Name notwithstanding, Bandicoot is a good fella. It can lift heavy manhole covers, enter manholes and with its specially designed robotic arm, collect semi-solid sludge - there is a bucket attached to its arm - and climb out of the depths of the earth.
A group of engineers running the start-up, Genrobotic Innovations Pvt. Ltd in Thiruvananthapuram, designed Bandicoot in response to news of manual scavenger deaths in different parts of the country. Since then, the robot has been tested on the ground and is now ready for deployment.
There has been a growing demand for industrial robots in India. A lot of innovation is happening, especially in everyday applications. And while Thiruvananthapuram may be the home of Bandicoot, Ground Zero for experiments and innovations in the field of artificial intelligence and robotics remains Bangalore.
Mitra, the robot that greeted Prime Minister Narendra Modi and Ivanka Trump in Hyderabad last November, is also from Bangalore. It works as an usher at the Canara Bank headquarters on Bangalore's J.C. Road, where it can be seen greeting clients, answering a few basic questions and helping them find the right counter.
One also runs into Mitra robots in retail stores of the city. These remember returning customers by their faces and names, guide them to the right racks and even recommend new products going by their purchase history in their database.
One can also rent a Mitra for social gatherings to work as a photographer, a DJ and even to entertain guests with jokes, says Kaudinya Panyam of Invento, the Bangalore-based company that has developed it. He adds, "We believe it will be very helpful in hospitals, hotels and other places."
Next stop, the drawing room.
Vasu Reddy, a Bangalore-based software engineer, recently got himself a Roomba, a vacuuming product of iRobot,a US-based company with its franchise showroom in Bangalore. "You just program Roomba and it will go back to its place after cleaning the whole house. It can adapt itself to every small hurdle in the house and yet not leave a single corner out," says Reddy.
"If it is running out of battery, it will charge itself automatically at the charging counter and then go back to cleaning and complete its job. It needs no human intervention," says says Sanjay Kumar of Puresight Systems Pvt Ltd, an authorized distributor of iRobot Products in India.
And why is all of this happening in Bangalore? According to Kumar, it was a natural choice. "The innovations are taking place here and even the people are open to ideas like Roomba." Shailesh Shetty, a Bangalore-based Web designer seconds that. Most of his requests come from start-ups that are into robotics and AI (artificial intelligence). "If you go around the Koramangala area of Bangalore, you will find that every second start-up is doing something or the other in this field."

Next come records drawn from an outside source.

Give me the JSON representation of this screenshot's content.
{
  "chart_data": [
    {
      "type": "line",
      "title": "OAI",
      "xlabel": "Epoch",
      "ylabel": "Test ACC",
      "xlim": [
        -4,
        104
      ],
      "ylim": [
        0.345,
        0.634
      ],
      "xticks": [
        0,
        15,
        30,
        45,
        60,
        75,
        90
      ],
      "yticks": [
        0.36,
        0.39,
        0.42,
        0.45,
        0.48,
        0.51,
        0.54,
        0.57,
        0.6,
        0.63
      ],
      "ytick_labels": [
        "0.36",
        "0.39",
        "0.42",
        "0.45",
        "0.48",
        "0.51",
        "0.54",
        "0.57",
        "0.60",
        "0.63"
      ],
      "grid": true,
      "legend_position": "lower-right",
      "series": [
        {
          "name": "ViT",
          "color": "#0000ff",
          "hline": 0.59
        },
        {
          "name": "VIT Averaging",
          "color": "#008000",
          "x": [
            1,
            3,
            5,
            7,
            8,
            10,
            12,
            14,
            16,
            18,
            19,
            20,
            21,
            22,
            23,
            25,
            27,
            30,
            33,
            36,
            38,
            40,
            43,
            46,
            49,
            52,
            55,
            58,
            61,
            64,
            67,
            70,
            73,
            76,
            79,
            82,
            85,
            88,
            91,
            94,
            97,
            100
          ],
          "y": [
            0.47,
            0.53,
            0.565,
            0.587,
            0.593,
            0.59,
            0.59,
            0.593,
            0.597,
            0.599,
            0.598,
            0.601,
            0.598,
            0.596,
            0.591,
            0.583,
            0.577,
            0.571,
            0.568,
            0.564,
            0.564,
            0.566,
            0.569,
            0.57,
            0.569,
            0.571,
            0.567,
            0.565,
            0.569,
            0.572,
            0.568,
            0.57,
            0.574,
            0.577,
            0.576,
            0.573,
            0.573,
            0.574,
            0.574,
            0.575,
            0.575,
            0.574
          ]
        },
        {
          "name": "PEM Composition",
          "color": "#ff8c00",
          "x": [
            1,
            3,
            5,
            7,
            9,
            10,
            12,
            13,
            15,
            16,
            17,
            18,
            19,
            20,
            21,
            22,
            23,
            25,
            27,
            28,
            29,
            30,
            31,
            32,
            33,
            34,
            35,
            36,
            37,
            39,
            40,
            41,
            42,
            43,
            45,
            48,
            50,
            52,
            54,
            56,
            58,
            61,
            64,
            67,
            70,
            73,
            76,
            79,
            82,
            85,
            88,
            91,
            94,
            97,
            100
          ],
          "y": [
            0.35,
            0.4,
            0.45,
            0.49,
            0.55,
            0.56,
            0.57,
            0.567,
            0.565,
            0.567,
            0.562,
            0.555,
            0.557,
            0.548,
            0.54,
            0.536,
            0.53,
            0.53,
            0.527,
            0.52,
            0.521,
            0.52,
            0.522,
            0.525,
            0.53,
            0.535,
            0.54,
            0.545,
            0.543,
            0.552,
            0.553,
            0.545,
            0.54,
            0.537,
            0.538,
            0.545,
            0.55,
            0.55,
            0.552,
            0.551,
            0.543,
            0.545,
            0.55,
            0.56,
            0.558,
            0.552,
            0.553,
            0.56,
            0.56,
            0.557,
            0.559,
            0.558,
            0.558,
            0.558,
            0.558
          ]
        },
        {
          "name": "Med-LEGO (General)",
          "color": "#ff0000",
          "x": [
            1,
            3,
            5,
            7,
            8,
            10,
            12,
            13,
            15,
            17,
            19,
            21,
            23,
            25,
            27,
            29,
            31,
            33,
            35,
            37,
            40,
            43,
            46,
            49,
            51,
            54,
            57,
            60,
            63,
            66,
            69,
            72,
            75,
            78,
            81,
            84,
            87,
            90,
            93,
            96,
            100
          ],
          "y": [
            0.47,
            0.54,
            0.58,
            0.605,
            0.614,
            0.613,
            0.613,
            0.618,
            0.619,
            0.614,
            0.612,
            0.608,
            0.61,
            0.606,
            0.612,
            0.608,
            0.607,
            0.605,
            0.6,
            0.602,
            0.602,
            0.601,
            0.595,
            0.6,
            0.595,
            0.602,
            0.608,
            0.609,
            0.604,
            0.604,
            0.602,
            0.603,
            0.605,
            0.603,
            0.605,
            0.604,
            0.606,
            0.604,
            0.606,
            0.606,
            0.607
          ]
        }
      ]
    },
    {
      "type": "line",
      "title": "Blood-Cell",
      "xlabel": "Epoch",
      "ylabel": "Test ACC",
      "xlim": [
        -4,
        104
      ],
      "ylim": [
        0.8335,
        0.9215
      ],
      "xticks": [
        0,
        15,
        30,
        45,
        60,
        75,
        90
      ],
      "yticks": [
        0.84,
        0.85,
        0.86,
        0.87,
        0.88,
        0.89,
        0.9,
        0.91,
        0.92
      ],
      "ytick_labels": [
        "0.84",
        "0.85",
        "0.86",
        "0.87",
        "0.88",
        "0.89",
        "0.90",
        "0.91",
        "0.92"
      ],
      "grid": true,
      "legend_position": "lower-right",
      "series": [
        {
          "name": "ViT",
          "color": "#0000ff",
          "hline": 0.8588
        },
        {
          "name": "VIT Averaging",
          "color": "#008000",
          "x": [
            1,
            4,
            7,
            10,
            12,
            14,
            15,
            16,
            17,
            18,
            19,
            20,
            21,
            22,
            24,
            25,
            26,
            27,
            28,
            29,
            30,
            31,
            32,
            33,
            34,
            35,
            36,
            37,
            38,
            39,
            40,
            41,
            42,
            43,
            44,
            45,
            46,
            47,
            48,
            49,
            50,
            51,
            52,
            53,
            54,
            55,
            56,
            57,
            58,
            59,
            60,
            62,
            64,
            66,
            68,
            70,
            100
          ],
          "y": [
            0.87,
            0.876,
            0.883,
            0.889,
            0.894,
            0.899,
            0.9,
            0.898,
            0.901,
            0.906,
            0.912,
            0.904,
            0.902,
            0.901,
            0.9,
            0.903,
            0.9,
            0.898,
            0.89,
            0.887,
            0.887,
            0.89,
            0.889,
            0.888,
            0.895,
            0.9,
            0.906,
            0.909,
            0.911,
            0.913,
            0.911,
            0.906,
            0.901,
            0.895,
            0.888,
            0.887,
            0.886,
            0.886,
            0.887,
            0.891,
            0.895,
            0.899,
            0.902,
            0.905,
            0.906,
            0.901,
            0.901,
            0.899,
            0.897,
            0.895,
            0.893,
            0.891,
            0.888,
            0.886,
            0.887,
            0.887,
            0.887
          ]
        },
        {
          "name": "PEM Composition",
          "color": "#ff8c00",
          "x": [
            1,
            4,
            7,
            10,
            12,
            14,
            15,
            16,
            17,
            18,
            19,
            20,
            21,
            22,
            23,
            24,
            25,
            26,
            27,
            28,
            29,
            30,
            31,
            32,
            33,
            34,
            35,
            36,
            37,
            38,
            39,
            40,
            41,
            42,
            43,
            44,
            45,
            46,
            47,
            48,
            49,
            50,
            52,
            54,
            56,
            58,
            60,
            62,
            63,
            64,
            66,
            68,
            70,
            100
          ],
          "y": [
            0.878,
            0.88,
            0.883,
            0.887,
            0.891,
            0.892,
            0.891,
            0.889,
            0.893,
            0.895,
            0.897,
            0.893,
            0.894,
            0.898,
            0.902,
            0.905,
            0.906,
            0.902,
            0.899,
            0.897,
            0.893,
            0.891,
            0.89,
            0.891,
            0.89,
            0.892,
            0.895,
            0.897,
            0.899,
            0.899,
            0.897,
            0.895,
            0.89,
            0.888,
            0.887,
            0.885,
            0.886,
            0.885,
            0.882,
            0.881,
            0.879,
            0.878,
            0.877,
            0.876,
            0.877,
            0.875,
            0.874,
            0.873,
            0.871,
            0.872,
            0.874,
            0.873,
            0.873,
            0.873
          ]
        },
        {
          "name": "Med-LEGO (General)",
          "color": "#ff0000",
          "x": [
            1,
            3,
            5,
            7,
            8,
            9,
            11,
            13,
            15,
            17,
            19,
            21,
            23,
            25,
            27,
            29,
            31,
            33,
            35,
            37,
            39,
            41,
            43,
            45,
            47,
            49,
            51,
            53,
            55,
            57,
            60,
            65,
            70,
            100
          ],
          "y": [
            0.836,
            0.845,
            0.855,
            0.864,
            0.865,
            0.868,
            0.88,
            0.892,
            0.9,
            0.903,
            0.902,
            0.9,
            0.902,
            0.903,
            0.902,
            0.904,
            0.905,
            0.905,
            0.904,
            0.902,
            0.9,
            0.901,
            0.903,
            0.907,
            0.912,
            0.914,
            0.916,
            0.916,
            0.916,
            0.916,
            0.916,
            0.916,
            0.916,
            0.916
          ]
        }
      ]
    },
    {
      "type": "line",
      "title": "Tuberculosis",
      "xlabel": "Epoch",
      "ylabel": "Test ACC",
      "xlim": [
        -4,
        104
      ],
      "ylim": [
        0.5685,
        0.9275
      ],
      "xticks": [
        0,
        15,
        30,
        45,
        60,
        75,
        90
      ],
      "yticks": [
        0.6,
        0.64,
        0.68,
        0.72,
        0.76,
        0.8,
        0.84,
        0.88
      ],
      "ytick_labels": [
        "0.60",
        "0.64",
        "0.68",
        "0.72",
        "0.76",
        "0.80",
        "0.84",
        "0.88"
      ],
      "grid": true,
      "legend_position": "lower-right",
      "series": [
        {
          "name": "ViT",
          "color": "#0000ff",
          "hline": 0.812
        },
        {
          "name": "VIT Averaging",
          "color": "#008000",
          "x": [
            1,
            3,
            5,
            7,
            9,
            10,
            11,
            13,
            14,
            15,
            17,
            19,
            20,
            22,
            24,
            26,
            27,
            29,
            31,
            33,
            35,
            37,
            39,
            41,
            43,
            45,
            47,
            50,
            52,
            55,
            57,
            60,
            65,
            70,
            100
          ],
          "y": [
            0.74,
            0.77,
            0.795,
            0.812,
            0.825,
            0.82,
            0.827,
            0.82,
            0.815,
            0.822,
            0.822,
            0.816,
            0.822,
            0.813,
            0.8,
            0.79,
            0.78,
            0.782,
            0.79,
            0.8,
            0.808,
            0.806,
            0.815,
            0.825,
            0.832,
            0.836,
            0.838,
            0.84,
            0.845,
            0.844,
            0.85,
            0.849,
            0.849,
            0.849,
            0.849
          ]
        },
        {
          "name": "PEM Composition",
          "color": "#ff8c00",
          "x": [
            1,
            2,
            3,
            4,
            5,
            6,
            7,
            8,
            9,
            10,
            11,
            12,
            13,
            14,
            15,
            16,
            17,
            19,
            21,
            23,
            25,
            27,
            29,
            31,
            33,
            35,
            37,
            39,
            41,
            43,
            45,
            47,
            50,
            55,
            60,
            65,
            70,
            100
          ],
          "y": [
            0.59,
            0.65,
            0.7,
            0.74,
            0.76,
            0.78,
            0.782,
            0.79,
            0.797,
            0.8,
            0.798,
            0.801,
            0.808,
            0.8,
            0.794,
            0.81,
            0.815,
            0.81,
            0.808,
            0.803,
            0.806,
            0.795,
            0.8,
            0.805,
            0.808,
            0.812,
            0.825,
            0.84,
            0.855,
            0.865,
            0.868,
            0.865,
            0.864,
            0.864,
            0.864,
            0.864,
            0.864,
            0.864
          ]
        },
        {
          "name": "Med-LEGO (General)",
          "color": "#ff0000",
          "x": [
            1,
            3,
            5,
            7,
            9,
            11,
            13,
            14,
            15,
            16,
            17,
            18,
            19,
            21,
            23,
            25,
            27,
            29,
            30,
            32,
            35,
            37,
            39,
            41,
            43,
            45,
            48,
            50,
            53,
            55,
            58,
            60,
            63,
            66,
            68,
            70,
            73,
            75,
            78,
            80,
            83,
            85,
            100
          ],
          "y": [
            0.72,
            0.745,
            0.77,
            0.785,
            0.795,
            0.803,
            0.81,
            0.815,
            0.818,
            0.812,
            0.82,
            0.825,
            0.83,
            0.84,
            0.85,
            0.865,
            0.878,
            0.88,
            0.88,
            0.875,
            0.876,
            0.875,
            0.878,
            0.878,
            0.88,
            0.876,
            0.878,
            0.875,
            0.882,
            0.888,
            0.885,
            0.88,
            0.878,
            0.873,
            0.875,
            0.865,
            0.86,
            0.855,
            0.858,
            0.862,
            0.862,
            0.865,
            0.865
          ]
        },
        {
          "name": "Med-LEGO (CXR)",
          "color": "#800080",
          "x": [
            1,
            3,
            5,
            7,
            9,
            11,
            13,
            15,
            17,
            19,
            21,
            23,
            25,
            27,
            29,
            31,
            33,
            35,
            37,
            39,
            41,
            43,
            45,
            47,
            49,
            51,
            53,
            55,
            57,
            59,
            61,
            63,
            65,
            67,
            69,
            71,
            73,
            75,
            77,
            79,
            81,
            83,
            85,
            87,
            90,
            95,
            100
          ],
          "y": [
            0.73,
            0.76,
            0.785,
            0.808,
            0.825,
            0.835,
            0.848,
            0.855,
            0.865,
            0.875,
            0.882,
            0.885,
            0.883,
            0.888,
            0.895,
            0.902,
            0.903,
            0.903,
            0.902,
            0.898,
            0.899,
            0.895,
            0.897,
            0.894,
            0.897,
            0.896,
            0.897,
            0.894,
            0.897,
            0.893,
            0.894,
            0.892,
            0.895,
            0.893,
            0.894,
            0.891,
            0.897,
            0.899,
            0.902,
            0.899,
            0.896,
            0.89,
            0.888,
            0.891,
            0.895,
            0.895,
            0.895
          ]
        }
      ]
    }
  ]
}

Kumar's and Shetty's responses enumerate symptoms, they do not address the why. Founder and CEO of Bangalore Robotics, Venkatesh Gurappa, takes a shot. He seems to think a major factor is that Bangalore is no longer the "software sweatshop" of the world. He says, "Bangalore has always been the place that produced quality engineers but their talent and expertise has been going to waste for two decades now because of the software and BPO (business process outsourcing) revolution. Many of them were getting into the wrong jobs because of attractive salaries. Slowdown in software jobs has been a blessing and robotics is seeing really talented guys entering the field and trying their hand at something many have been trained for."
Gurappa, who trains robot enthusiasts for national and international competitions, says that the quality of talent coming into the area is heartening. "Youngsters these days want to make robots in every field. Making everything unmanned is the in thing," he adds.
Gurappa talks about intensive research on the use of robots in genetics and on the factory floor. Robots, it seems, are also being developed such that they might be used in the armed forces, in the godowns of e-commerce companies and even as chefs in hotels and restaurants.
Surgical robotics is another area where a lot of research is underway worldwide as it is worth billions of dollars. Co-founder of Genrobotic Innovations, Arun George, talks about his company's alliances with global partners where surgical robots are concerned.
"This is a natural progression," he says. And while George's words might be peculiar to his own company, in the context of the robot fever that has Bangalore in its grips and promises to spread across the rest of India, they have the ring of a prophecy, a glimpse of the days to come.